Another area to look at is what martial artists can learn from yoga and meditation. This is the area I will struggle with most – on two levels. The first is that I know very little about either, and have never practised or felt the need to practise either. I see Yoga as a stand-alone exercise programme – good for flexibility and core stability but this is not the only way to achieve these ends.  Due to my background growing up in a Christian family I have an embedded belief not to practice meditation or yoga in the sense of “emptying the mind” as this is not a practise endorsed by the Christian faith and also because it has its roots in Buddhism and Hinduism and other non-Christian beliefs.  As such, I am happy to research the benefits etc but will not be actively taking part. Again, I am open to learning new ideas and will see where this path takes me.  I am not against focus, concentration or visualisation which are elements of meditation but not completely emptying, or focussing on other gods for example.


The final area is about what we can learn from modern sports training methods for speed and relaxation.  From this I am defining “modern” as utilising new technology or new ideas – obviously getting speed out of runners’ blocks for examples is a practise that has been around for years. This will probably involve a bit of stumbling round in the dark as I am not even sure of a starting point so will hope to find a way in.
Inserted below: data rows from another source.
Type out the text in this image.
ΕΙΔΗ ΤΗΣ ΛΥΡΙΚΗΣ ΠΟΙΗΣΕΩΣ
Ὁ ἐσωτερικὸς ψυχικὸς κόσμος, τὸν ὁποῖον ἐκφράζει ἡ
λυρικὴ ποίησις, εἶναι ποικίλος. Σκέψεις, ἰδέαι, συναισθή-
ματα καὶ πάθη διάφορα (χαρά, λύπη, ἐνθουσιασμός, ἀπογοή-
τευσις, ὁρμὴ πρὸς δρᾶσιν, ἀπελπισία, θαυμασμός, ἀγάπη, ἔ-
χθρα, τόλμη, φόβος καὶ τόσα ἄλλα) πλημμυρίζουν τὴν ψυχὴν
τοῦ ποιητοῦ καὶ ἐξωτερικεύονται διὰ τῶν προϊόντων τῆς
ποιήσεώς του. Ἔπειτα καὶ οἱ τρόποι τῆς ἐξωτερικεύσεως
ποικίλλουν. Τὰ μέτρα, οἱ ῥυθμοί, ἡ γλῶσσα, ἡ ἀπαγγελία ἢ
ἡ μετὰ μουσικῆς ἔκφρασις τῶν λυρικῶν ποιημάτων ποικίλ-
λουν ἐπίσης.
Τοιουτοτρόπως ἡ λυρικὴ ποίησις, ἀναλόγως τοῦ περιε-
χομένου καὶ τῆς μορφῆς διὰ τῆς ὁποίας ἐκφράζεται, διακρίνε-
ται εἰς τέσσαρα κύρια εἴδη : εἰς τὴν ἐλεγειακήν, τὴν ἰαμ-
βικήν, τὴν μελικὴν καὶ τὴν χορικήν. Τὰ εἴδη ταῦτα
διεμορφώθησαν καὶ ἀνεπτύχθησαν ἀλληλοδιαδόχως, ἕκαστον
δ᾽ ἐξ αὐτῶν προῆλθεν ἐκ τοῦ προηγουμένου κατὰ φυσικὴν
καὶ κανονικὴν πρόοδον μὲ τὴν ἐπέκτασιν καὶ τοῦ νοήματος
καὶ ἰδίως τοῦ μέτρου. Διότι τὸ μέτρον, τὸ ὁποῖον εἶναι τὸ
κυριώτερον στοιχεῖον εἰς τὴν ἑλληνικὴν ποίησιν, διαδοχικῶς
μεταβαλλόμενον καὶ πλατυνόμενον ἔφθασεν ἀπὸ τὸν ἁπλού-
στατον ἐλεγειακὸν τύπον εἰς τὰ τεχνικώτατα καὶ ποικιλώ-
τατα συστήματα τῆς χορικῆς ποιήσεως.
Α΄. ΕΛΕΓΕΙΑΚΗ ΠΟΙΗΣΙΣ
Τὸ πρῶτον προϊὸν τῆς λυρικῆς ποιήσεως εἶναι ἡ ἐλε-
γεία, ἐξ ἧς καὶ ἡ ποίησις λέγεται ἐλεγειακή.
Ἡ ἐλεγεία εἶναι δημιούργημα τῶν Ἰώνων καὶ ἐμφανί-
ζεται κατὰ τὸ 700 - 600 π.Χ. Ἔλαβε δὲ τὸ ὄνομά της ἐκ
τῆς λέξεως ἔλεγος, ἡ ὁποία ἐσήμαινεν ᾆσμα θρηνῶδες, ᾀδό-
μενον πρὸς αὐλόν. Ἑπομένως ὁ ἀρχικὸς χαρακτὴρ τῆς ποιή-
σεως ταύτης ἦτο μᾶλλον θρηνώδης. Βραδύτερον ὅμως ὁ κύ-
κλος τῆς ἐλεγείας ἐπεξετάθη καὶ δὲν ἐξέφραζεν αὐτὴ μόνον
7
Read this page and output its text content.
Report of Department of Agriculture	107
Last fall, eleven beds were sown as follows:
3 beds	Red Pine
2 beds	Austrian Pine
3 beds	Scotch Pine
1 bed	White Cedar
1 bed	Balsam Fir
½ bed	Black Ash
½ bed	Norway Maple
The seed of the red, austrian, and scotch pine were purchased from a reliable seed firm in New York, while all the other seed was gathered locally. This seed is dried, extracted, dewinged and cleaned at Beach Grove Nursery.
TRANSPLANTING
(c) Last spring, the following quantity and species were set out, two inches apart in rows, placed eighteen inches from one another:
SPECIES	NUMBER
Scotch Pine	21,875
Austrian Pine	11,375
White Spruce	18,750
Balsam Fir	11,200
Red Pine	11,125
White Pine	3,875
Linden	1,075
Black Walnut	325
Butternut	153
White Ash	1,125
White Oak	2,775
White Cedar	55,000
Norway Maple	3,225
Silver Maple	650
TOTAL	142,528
The focus will probably be on technological advances and better understanding of the make-up of the body – from blood types and even genetics.


Between now and December I will endeavour to write up a report on each of my 10 styles (2 at a time)– hopefully each will build on the previous one and ultimately there will be links throughout the  threads as well as elements discrete to each.


The Tai Chi; Yoga and meditation; and Modern sports will all be separate articles, presenting my findings and how they can be applied.


The class at the end…will absolutely depend on what happens between now and then.